Was hat einen als jungen Erwachsenen dieser Song genervt. Diese Synthie-Klänge. Dieses grauenvolle Edith-Piaf-Sample. Der wirklich bekloppte Band-Name. Dazu die Erinnerung an Jugendparties, wo das Zeug auch immer gespielt wurde und es irgendwie peinlich war, das gut zu finden. Aber es war ein Hit, sein Größter. “Taxi nach Paris” muss Michy Reincke die letzten 25 Jahre verfolgt haben. Danach kamen noch ein paar weitere mehr oder weniger erfolgreiche Songs (“Valerie, Valerie”), aber wann immer der Hamburger Sänger irgendwo seine Musik vorstellte, wurde er nach diesem einem Stück gefragt. Und immer gab es nur eine mögliche Antwort von ihm, ohne viel Zögern hieß es immer, er möge das Lied einfach.

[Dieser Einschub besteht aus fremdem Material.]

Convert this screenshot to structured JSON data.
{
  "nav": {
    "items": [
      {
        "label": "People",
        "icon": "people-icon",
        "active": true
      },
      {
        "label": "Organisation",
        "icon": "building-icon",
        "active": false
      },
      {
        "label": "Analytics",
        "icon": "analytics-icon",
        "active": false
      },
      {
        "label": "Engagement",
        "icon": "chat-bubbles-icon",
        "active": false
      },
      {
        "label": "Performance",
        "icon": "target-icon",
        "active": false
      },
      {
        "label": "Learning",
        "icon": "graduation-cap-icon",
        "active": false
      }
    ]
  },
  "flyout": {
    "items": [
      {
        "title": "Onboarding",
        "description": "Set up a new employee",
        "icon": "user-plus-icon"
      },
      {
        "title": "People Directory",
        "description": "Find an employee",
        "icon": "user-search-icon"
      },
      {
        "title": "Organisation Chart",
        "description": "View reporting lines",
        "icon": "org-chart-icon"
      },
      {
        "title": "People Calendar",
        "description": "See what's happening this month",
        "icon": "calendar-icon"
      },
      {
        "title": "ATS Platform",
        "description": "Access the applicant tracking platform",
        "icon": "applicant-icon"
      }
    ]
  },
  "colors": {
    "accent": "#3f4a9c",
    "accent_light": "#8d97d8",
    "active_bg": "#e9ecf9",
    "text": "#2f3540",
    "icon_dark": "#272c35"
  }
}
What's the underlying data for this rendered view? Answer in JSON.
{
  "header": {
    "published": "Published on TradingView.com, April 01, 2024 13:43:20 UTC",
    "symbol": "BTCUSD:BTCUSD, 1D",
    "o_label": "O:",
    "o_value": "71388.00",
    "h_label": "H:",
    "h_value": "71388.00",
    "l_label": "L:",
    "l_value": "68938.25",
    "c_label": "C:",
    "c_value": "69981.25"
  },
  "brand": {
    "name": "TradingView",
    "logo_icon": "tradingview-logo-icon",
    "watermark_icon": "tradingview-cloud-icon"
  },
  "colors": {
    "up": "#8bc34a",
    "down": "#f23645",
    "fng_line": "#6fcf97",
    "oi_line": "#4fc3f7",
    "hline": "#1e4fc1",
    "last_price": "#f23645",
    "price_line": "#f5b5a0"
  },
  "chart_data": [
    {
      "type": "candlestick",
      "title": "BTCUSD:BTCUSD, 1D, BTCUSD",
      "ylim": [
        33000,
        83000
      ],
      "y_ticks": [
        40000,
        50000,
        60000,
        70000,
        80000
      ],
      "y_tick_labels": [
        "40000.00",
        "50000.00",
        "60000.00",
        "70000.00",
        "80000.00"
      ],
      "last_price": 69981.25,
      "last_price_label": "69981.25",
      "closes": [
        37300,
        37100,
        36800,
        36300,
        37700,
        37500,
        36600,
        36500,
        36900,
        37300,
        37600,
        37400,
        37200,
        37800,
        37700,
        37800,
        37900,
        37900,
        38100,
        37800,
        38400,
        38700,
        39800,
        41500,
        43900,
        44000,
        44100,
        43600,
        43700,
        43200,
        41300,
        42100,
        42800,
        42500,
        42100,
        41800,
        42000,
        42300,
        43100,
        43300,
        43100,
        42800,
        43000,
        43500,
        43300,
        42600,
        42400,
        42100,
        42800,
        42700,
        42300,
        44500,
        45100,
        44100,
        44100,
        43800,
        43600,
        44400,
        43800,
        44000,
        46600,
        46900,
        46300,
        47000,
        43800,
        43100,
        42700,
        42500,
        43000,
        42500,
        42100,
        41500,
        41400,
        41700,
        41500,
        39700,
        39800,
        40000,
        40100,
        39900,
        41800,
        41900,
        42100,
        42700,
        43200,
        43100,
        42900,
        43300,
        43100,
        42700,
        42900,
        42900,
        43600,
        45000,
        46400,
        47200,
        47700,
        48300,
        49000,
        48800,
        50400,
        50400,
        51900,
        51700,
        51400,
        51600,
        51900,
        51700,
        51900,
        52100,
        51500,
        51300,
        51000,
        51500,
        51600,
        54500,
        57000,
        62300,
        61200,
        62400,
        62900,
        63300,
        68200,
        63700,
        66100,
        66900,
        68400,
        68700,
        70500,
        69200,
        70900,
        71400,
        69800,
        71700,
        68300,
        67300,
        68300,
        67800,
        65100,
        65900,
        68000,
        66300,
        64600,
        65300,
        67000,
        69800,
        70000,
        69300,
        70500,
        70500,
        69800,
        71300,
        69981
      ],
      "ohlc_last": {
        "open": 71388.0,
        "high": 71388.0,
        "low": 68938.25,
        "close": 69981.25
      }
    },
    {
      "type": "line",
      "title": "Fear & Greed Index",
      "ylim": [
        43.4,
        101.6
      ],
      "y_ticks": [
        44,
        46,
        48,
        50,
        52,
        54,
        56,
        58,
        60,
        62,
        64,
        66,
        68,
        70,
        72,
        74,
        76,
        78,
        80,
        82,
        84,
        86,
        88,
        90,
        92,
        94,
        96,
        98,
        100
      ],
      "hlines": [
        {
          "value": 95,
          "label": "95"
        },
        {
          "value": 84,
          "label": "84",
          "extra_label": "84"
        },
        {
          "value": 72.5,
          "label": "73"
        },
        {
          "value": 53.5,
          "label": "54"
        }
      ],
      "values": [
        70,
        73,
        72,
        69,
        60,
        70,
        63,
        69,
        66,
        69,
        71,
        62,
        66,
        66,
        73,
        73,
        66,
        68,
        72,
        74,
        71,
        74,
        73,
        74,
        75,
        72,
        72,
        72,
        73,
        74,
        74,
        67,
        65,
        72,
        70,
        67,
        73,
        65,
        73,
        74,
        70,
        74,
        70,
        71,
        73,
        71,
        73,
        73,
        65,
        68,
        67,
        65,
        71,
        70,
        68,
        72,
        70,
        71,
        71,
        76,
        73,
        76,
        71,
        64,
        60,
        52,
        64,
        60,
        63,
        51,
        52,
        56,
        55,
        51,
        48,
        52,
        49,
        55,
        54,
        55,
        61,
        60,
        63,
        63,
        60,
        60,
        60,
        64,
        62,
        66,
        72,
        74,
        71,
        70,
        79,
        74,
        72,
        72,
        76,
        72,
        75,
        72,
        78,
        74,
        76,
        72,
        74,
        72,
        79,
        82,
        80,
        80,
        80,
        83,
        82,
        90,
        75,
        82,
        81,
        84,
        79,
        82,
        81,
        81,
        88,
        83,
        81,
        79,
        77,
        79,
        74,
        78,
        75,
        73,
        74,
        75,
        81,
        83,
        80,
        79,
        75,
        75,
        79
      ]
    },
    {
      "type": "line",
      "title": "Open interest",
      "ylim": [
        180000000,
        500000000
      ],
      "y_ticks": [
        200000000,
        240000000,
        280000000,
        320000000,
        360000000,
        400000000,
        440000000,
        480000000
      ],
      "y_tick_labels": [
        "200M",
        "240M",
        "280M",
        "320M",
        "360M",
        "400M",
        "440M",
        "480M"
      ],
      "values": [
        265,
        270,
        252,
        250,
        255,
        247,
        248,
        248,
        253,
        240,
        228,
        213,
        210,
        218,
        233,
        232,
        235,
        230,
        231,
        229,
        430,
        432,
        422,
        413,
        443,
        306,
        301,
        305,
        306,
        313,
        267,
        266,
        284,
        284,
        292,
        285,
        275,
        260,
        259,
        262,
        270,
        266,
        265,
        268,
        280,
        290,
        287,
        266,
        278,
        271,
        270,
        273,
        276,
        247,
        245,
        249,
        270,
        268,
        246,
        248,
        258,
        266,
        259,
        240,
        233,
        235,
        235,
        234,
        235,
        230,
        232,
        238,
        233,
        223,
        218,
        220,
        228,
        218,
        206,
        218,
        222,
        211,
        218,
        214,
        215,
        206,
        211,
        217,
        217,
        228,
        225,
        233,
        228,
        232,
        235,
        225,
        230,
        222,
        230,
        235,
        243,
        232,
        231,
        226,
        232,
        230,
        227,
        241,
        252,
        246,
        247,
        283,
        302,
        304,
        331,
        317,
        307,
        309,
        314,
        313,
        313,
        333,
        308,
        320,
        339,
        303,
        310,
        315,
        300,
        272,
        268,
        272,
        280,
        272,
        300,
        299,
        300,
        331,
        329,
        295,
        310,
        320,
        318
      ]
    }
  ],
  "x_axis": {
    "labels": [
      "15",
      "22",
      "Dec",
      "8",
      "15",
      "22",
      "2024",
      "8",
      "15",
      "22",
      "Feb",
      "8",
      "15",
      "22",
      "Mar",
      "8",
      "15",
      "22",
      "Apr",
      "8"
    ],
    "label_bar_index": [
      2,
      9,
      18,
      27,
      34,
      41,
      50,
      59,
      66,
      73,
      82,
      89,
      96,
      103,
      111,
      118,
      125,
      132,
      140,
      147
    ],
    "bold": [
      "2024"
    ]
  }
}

Dahinter steht etwas, was man früher mit dem steifleinenen Wort “Haltung” bezeichnet hat. Michy Reincke hat immer weiter produziert, ist einem kleineren Fankreis immer noch bekannt, besonders im Norden der Republik ist er eine feste Größe im Musikgeschäft. Er hat ein Label gegründet und hat so wunderbare Talente wie Regy Clasen und Anna Depenbusch um sich versammelt und ihnen viel Raum zur künstlerischen Entwicklung gegeben. Und mit genau dieser Haltung hat er nun ein neues Album gemacht, es heißt “Palais Salam”. Darin sind viele der alten Lieder enthalten, auch das immerfahrende “Taxi”. Solche Alben heißen andernorts “Best of” und in diesem Falle ist das ein wenig mehr wahr und richtig als sonst. Reincke hat seine alten Songs aufs Äußerste eingedampft, von den Ursprungsversionen und vor allem von den Arrangements ihrer Entstehungszeit sind sie meilenweit entfernt und da passieren dann plötzliche erstaunliche Dinge. Das “Taxi” fährt auf der Spur eines swingenden Walkingbasses, das Vibraphon raunt dazu und man hört heraus, warum Michy Reincke das Lied immer mochte. Es ist ein guter Popsong, schön gebaut, mit amüsantem Text, tatsächlich ohne jede Peinlichkeit.
Trotz der laid-back Jazz-Stimmung, die sich durch die ganze Platte zieht – Besen da, verhaltene Rimshots dort, Flügelhorn und Klavier – ist das kein Jazz und will es nicht sein.
Es ist Popmusik. Reincke hat eine seiner mutmaßlichen musikalischen Urszenen in einen hübsch-distanzierten Text gegossen. In Pop im Radio wird noch einmal deutlich, was so ein Jugendgefühl ausmacht und die leicht verklärte Erinnerung an die Orientierung, die Radiomusik einst ausgemacht hat:
“Wir wollten nur Musik und die kam ausm Radio
Wir waren unendlich und jung, ohne viel Erinnerung
die Gedanken irgendwo, man spielte Pop im Radio.”
Das ist schon stark in der Reflexion des jugendlichen Sentiments und zugleich ein schöner Rückblick auf die Zeiten, wo Pop-Musik noch Bedeutungen hatte und Jugendidentitäten kreierte. Heute ist das anders. Michy Reincke trägt seine musikalische Entwicklung mit Würde und dabei kommt eine Menge schönes altmodisches Zeug heraus. Und wer dann bei “Es wär so schön, wenn wir singen, wenn wir gehen” nicht anfängt zu heulen, der ist vielleicht auf die eine oder andere Art zu heutig. Die heutigen Hipster sagen bei so was: “Respekt”.